Friday, January 28, 2022

Reap the Wind Crest

Mom had sent me to fetch her mail. Along the way I stopped in the Gaming Room. I was immediately confronted with a hero.

"Wait. Not THE Max Landon???"

I mean, Founder of Saturday Morning PUTT-PUTT. In this very building? And it's not your run-of-the-mill windmill PUTT-PUTT, either. It has to be shouted, as you play. I'm PUTTING, you bawl. BACK AWAY. Also, you really take a fly at those fuckers with your driver. Because the balls on those par .05's are not going to roll to the hole on their own... unless there's a clown mouth with a chute thingy.

I wandered about the sacred, deserted space, shooting like Annie Leibovitz on a bender with Mick Jagger and Andy Warhol and Max Landon.

"Sweeeet. They've got card tables. And everything."

I whirled about. And this thing! On the wall!
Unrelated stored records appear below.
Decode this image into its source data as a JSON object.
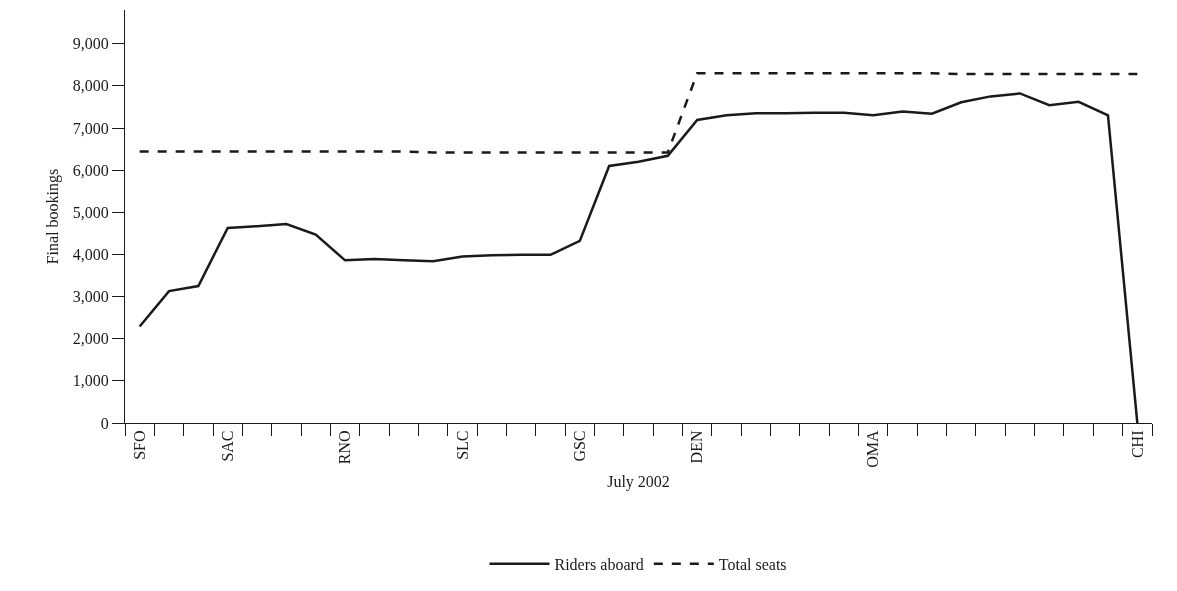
{
  "chart_data": {
    "type": "line",
    "xlabel": "July 2002",
    "ylabel": "Final bookings",
    "categories": [
      "SFO",
      null,
      null,
      "SAC",
      null,
      null,
      null,
      "RNO",
      null,
      null,
      null,
      "SLC",
      null,
      null,
      null,
      "GSC",
      null,
      null,
      null,
      "DEN",
      null,
      null,
      null,
      null,
      null,
      "OMA",
      null,
      null,
      null,
      null,
      null,
      null,
      null,
      null,
      "CHI"
    ],
    "series": [
      {
        "name": "Riders aboard",
        "color": "#1a1a1a",
        "line_style": "solid",
        "values": [
          2290,
          3130,
          3250,
          4630,
          4670,
          4720,
          4470,
          3860,
          3890,
          3860,
          3840,
          3950,
          3980,
          3990,
          3990,
          4320,
          6100,
          6200,
          6340,
          7190,
          7300,
          7350,
          7350,
          7360,
          7360,
          7300,
          7390,
          7340,
          7610,
          7750,
          7820,
          7540,
          7620,
          7300,
          0
        ]
      },
      {
        "name": "Total seats",
        "color": "#1a1a1a",
        "line_style": "dashed",
        "values": [
          6440,
          6440,
          6440,
          6440,
          6440,
          6440,
          6440,
          6440,
          6440,
          6440,
          6420,
          6420,
          6420,
          6420,
          6420,
          6420,
          6420,
          6420,
          6420,
          8300,
          8300,
          8300,
          8300,
          8300,
          8300,
          8300,
          8300,
          8300,
          8280,
          8280,
          8280,
          8280,
          8280,
          8280,
          8280
        ]
      }
    ],
    "ylim": [
      0,
      9800
    ],
    "yticks": [
      {
        "value": 0,
        "label": "0"
      },
      {
        "value": 1000,
        "label": "1,000"
      },
      {
        "value": 2000,
        "label": "2,000"
      },
      {
        "value": 3000,
        "label": "3,000"
      },
      {
        "value": 4000,
        "label": "4,000"
      },
      {
        "value": 5000,
        "label": "5,000"
      },
      {
        "value": 6000,
        "label": "6,000"
      },
      {
        "value": 7000,
        "label": "7,000"
      },
      {
        "value": 8000,
        "label": "8,000"
      },
      {
        "value": 9000,
        "label": "9,000"
      }
    ],
    "legend": "bottom",
    "marker": "none"
  }
}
A picture of billiard balls, 
so you won't get confused and bowl.

I was coming in for a few more snapshots of Mr. Landon (Michael's grandfather?) when I heard a rustle as dry as paper. Egyptian paper. The kind for wrapping mummies.
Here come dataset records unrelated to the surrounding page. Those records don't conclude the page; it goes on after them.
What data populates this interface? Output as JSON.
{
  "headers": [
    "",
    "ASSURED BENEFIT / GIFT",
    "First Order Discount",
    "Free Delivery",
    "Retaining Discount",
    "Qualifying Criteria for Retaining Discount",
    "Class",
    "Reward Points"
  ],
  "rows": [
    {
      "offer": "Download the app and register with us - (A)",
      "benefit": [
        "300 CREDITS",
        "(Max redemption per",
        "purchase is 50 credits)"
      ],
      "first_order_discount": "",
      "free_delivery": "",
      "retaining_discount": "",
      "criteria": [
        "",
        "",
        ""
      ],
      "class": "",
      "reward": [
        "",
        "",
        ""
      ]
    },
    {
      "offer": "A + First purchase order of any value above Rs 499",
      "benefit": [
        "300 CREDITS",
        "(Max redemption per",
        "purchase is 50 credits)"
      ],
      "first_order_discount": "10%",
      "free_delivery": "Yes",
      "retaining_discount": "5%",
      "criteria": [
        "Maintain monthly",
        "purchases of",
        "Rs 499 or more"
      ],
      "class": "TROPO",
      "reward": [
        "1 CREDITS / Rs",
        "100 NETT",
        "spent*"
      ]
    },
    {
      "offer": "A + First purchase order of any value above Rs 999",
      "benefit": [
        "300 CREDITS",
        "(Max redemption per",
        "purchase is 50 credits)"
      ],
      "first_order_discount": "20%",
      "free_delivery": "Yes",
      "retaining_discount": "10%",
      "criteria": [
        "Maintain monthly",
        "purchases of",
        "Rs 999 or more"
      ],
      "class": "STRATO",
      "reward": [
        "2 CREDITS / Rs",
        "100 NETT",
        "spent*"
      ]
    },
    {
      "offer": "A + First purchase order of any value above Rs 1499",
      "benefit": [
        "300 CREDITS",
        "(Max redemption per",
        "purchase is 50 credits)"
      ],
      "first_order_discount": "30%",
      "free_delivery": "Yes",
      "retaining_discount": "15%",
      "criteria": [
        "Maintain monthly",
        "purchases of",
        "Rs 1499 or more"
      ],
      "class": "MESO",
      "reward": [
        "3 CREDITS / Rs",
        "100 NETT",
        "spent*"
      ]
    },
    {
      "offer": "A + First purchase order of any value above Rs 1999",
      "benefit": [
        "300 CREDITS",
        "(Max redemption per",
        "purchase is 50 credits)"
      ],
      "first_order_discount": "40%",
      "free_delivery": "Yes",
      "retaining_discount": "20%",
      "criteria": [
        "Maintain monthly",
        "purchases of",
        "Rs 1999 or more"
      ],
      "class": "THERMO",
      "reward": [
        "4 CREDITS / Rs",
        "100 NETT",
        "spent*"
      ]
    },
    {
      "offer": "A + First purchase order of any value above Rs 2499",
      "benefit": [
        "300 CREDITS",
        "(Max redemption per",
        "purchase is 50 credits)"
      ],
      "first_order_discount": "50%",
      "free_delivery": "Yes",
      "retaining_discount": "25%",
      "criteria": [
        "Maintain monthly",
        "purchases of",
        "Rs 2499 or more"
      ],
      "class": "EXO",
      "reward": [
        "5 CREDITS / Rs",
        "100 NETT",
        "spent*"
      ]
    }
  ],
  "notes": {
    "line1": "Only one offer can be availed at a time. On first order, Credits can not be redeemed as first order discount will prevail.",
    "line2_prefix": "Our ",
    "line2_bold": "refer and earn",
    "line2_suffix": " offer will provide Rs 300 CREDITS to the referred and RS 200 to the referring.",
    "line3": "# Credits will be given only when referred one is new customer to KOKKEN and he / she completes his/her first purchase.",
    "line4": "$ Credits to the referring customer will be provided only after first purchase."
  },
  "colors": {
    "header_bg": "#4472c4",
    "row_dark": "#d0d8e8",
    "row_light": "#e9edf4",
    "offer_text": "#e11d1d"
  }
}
"Excuse me, young man. May I ask what you are doing?"

Two elderly ladies looked at me. I lowered my phone. "Young man? Oh, you're talking to me?"

"Yes."

"Oh, I'm just making fun of stuff around here. You know, how lame it all is. Ha ha."

"I don't see anything funny about Max. He was a lovely man."

"Were you his lover?"

The woman gasped and clutched at her onyx pearl lorgnette. I gave the lady a slap on the rump on my way out.

"Nice talkin' to you, toots."

"Fourflusher!"

I buzzed around the olds on their scooters and got to the mail boxes. There I scooped out heaps and heaps of mail for Mom, barely able to carry it all.

"Oh, no," Mom said, with faux dismay. "I have so much!"

"Yes. You do. Too much. It makes me wonder if you're running an envelope business out of the Caymans."

Mom and I were at the Flyin' B Cafe, a place with a big radio controlled plane soaring maj... mani... uh, soaring over the cafeteria.  A man at the next table was dying.

"You think he'll be okay?" Mom said.

"He's dead, Mom."

"I'm not dead yet," the superseptoctnonacentenarian said. "Wait. There it is."

Wind Crest personnel hustled the dead body away so we could concentrate on our fruit cups. Mom shook her head, sorting her mail into many piles. She had a system, she insisted.

"In this pile are my bills. In this one are my charities. In this one are my fruit cup. Nurse? Can you clean up my fruit?"

A woman in her early 120's came by, wearing a mask and face shield. 

"You gotta wonder about people that old caring about covid at this point. But I suppose you like living no matter what century you're in."

"They have a memorial service every month here," Mom said. She made a face. "A bit creepy, if you ask me."

"Just chuck the bodies out the back instead?"

"What?"

"Hey, is that..." I stared off in the distance. "Is that Max Landon?"

"Who?"

"Mom, don't you know anything about where you live? That man over there looks just like the man who founded the PUTT-PUTT league. You know, PUTT-PUTT."

"Shhh. People are dying."

The man, robust, with an agile gait and confident grip of his cane as if a PUTTer, came by our table.

"Excuse me, sir," I said. "Are you Max Landon? And would you like to meet my mom? She's a bit lonely, and she needs a man who has a good stroke, if you catch my meaning about intercourse."

The man looked us both over. "My name is Horatio," he said with comic enunciation. "I am not Max Landon. And that woman has her dog eating from her fruit cup. Good day to you, sir."

With dignity, the man went on before collapsing. Wind Crest personnel hustled his dead body away. He was 47. 'Tis my distinct displeasure to inform you.

"Well, you screwed the pooch, Mom. That was your big chance."

Mom clutched at Bailey. "I would never screw my pooch!"

"Precisely, Mom," I said. "Precisely."